Hannover (taz) – Auf dem Weg vom Reifenhersteller zum „Systemzulieferer für das elektronisch geregelte Fahrwerk der Zukunft“ sieht sich seit gestern die hannoversche Continental AG. Der viertgrößte Reifenhersteller der Welt hat für 1,93 Milliarden Dollar oder rund 3,5 Milliarden Mark den Bereich Bremsen und Chassis der ITT Automotive gekauft. Der in Frankfurt ansässige Bereich von ITT Automotive ist der weltgrößte Hersteller von Scheibenbremsen und die Nummer zwei bei Antiblockiersystemen und Bremskraftverstärkern. Kern des Unternehmens mit weltweit 10.775 Mitarbeitern ist die ehemals selbständige Alfred Teves GmbH. Bei ITT Automotive in Frankfurt sind außerdem das elektronische Stabilisierungsprogramm (ESP) und Antriebsschlupfregelungen (ASR) zu haben.

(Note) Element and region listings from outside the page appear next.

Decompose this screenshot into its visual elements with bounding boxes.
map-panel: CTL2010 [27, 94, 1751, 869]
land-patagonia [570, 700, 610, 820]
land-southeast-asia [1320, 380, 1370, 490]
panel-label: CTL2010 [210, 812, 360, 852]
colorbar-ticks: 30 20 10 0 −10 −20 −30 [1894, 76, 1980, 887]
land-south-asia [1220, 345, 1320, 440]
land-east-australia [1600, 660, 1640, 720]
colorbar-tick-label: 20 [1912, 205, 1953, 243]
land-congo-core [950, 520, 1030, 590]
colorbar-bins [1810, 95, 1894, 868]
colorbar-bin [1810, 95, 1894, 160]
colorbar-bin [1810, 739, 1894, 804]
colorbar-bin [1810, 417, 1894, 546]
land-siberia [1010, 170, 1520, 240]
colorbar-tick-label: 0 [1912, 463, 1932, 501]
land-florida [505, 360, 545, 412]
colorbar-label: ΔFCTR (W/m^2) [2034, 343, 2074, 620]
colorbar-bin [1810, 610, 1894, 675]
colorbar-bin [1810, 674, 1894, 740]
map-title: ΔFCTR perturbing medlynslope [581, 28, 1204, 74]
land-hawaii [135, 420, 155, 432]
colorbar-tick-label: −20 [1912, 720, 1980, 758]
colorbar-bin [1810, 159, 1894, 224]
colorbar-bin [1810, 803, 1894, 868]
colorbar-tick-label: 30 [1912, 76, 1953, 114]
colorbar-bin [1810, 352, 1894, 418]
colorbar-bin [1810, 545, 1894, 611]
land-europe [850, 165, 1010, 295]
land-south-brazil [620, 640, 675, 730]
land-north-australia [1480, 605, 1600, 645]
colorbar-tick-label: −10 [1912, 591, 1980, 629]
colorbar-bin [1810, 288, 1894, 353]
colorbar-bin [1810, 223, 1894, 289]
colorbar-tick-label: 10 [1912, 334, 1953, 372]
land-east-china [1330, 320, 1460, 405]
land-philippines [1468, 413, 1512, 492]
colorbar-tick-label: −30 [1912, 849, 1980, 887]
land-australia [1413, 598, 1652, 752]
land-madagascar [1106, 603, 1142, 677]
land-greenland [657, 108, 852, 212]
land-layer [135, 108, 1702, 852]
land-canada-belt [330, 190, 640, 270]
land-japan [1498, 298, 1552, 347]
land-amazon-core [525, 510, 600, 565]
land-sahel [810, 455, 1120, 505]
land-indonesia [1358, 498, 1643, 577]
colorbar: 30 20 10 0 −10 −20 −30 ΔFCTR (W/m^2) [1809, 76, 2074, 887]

Die Continental AG produziert schon jetzt neben dem leicht austauschbaren Produkt Reifen bei ihrer Tochter Contitec auch Luftfederungssysteme und in ihrem 1994 gegründeten Konzernbereich Continental Automotive Systems, Systeme zur automatischen Niveauregulierung. Bei dieser Konzerntochter sind außerdem bereits Reifendruckkontrollsysteme, elektronische Fahrwerksregelungen und ein „intelligenter Reifen“ in Entwicklung, bei dem die auf den Pneu einwirkenden Kräfte laufend von Sensoren gemessen werden. Mit dem Kauf der ITT Automotive will Conti zu einem Zulieferer der Kraftfahrzeugbranche werden, der den Reifen, die Bremse und elektronische Fahrwerkssteuerung im Paket anbieten kann.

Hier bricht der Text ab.